Erster Wettkampf, erste Medaille – und zwar gleich die goldene. Der Möhliner Orientierungsläufer ist am Samstag erfolgreich in die Europameisterschaft in Tschechien gestartet. Die az erreicht Kyburz am Montag nach der geschafften Qualifikation für die Langdistanz.

Die Goldmedaille im Sprint ist Ihre erste Einzelmedaille an Titelkämpfen seit 2012. Wie gross ist die Erleichterung?

Matthias Kyburz: Die ist sicherlich gross. An Titelkämpfen habe ich mich in den letzten Jahren immer schwergetan. Es reichte oftmals für den vierten, fünften oder sechsten Platz – aber halt irgendwie nie ganz nach vorn. Umso schöner ist, dass es jetzt geklappt hat. Und das gleich im ersten Rennen.

Wie gross war der Druck, den Sie sich gemacht haben?

Ich machte mir nicht mehr Druck als sonst. Ich hatte immer das Gefühl, dass ich es eigentlich drauf habe, dass ich eigentlich ganz nach vorn laufen kann. Es braucht dazu halt auch etwas Glück. Während eines Laufs muss man sich mehrmals zwischen zwei Routen entscheiden. Eine falsche Entscheidung kann einen die Medaille kosten. Dieses Mal waren alle Entscheidungen richtig.

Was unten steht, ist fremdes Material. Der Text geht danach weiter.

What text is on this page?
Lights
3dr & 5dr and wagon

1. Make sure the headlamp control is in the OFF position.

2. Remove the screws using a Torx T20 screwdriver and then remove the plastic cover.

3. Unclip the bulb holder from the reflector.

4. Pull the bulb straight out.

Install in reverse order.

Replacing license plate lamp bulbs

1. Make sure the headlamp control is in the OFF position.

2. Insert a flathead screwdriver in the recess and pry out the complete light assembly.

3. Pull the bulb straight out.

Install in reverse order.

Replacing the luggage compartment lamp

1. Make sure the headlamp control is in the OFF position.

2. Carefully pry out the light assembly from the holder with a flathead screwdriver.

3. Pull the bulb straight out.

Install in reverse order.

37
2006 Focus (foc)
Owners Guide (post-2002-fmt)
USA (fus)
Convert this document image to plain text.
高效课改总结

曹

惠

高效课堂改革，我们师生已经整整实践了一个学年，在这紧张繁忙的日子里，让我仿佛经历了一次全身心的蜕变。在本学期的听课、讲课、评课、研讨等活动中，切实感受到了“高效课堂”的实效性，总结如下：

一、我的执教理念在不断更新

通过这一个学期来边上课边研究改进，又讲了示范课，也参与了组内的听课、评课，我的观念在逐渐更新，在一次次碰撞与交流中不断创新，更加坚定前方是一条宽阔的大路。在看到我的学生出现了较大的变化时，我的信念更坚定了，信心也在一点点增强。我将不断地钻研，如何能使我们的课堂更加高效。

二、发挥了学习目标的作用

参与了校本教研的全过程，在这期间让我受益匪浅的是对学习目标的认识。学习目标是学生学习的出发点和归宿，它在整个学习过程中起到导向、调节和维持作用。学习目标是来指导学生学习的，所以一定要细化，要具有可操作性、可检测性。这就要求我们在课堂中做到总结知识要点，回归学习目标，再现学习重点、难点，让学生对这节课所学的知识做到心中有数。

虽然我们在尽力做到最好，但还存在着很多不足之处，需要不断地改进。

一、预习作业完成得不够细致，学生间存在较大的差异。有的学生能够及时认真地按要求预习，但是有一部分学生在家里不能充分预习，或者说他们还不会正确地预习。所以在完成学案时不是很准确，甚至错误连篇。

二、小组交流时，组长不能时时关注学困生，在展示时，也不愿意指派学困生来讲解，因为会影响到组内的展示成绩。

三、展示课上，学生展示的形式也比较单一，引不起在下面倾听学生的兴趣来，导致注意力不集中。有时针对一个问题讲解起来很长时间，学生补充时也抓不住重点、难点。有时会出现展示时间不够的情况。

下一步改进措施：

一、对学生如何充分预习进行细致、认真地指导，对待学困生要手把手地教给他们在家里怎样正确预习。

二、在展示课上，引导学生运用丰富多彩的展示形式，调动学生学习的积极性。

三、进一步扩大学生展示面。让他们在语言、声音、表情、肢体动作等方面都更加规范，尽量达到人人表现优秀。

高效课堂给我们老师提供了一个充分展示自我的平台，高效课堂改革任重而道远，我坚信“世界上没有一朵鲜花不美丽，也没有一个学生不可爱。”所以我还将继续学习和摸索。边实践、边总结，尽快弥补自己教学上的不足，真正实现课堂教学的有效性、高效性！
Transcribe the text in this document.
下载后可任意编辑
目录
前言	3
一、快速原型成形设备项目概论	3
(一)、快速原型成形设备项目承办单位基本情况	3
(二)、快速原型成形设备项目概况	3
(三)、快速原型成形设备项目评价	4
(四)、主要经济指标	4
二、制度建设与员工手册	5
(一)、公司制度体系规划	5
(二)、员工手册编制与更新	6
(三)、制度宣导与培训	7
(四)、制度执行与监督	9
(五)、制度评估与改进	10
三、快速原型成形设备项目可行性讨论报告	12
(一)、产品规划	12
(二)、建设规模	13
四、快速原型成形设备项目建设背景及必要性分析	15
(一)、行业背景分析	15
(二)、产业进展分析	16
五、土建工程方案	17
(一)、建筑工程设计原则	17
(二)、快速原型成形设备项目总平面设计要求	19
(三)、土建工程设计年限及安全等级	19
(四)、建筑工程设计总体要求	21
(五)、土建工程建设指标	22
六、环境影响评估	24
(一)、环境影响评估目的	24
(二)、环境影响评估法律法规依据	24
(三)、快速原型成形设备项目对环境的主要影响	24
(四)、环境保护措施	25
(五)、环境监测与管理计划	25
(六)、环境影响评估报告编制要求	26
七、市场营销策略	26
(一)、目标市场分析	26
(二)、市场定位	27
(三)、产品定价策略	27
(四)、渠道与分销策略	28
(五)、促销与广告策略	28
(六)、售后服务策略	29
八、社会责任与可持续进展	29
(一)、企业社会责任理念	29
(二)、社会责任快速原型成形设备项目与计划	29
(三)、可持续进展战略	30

Haben Sie schon während des Rennens gemerkt, dass es gut läuft?

Im Sprint ist so eine Einschätzung schwer. Schwieriger noch als in den längeren Distanzen. Erst auf den letzten Metern ist mir bewusst geworden, dass es um viel geht. Da habe ich die Coaches an der Zielgeraden gesehen, die mich angefeuert haben. In diesem Moment wusste ich, dass ich gut drin bin.

Was gibt Ihnen dieser Erfolg für ein Gefühl für die kommenden Rennen?

Es ist natürlich wunderbar, wenn man so in eine EM-Woche starten kann. Jetzt habe ich schon etwas in der Hand. Das stärkt das Selbstvertrauen und vereinfacht vieles. Trotzdem steht ein hartes Programm an. Und überall fängt es wieder bei null an.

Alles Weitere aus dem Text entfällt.